CATCHING UP: The Giesemann's four grandchildren (L-R) Roy Giesemann, Doreen Austin, Gladys Smith and Muriel Jamieson at the Giesemann family reunion held at UQ Gatton's dining hall on Saturday, April 8, 2017.
CATCHING UP: The Giesemann's four grandchildren (L-R) Roy Giesemann, Doreen Austin, Gladys Smith and Muriel Jamieson at the Giesemann family reunion held at UQ Gatton's dining hall on Saturday, April 8, 2017. Francis Witsenhuysen

Hundreds of Giesemanns unite in Gatton for reunion

ONE of the region's largest family reunions graced UQ Gatton's dining hall at the weekend, with 215 Giesemann relatives uniting for the first time in 31 years.

The couple who started it all was Catherine and August Giesemann, who immigrated to Queensland from Germany in 1870.

In 1878, they owned two farms in the Hatton Vale/Summerholm district and moved to Laidley in 1882, rapidly acquiring in excess of 50 properties covering more than 1000 acres including hotels, farms, residential and commercial.

Many of their properties still stand today.

Organiser and great-great- granddaughter Katrina Foley said the reunion was about coming together to pay tribute to Laidley's early pioneers, while preserving the Giesemann legacy for future generations.

In the hall, 11 large tables were marked out with the names of each of August and Catherine's children.

They had 13 children, though only 11 survived.

Eldest relative and one of the four original Giesemann grandchildren Muriel Jamieson, 99, said she loved reconnecting with her family again.

"It's so nice seeing my first cousins again too, there's not many of us left,” she said.

"My grandfather August had passed when I was born and I was only two when my grandmother died. But Mother talked about them so much, especially about her mum (Catherine).

"What they did for Laidley has been inspiring.”

Between 1885 and 1913, Catherine Giesemann bought many properties in her own name including all the land in Patrick St from William St to the post office stretching to the west including the site of the Laidley Bowls Club.
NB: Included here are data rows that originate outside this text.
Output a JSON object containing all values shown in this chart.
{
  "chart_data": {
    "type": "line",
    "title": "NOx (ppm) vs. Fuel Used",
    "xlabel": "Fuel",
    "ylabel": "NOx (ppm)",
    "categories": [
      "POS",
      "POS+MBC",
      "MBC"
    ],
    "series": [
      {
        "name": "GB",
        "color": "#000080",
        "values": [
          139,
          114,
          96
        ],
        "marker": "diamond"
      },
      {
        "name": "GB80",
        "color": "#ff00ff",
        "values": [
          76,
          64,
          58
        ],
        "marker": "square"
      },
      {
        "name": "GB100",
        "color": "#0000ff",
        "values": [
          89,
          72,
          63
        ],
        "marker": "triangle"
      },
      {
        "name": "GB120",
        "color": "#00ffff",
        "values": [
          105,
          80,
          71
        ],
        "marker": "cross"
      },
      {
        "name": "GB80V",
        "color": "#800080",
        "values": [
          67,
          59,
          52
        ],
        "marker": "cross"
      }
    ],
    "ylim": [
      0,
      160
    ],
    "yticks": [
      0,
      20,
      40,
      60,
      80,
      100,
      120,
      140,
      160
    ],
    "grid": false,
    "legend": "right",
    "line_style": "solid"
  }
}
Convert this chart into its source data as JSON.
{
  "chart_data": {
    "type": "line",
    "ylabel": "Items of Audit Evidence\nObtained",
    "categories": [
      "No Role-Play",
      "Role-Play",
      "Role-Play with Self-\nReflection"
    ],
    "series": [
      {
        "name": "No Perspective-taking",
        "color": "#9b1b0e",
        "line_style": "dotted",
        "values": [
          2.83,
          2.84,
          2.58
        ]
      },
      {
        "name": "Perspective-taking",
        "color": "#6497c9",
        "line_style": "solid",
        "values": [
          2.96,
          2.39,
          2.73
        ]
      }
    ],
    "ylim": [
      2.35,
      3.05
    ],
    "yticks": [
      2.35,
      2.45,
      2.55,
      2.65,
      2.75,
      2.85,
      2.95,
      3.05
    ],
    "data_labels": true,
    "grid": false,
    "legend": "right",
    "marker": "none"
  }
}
August Giesemann bought the Queensland National Hotel land in 1882 and built the Bridge Hotel which he sold in 1889.

It was then destroyed by fire in 1890 and replaced by the QN.

He also owned many other properties in Laidley and farms in Forest Hill.

This year also marks the 100th anniversary of August Giesemann's death, and a memorial to the family founders stands in Laidley Cemetery.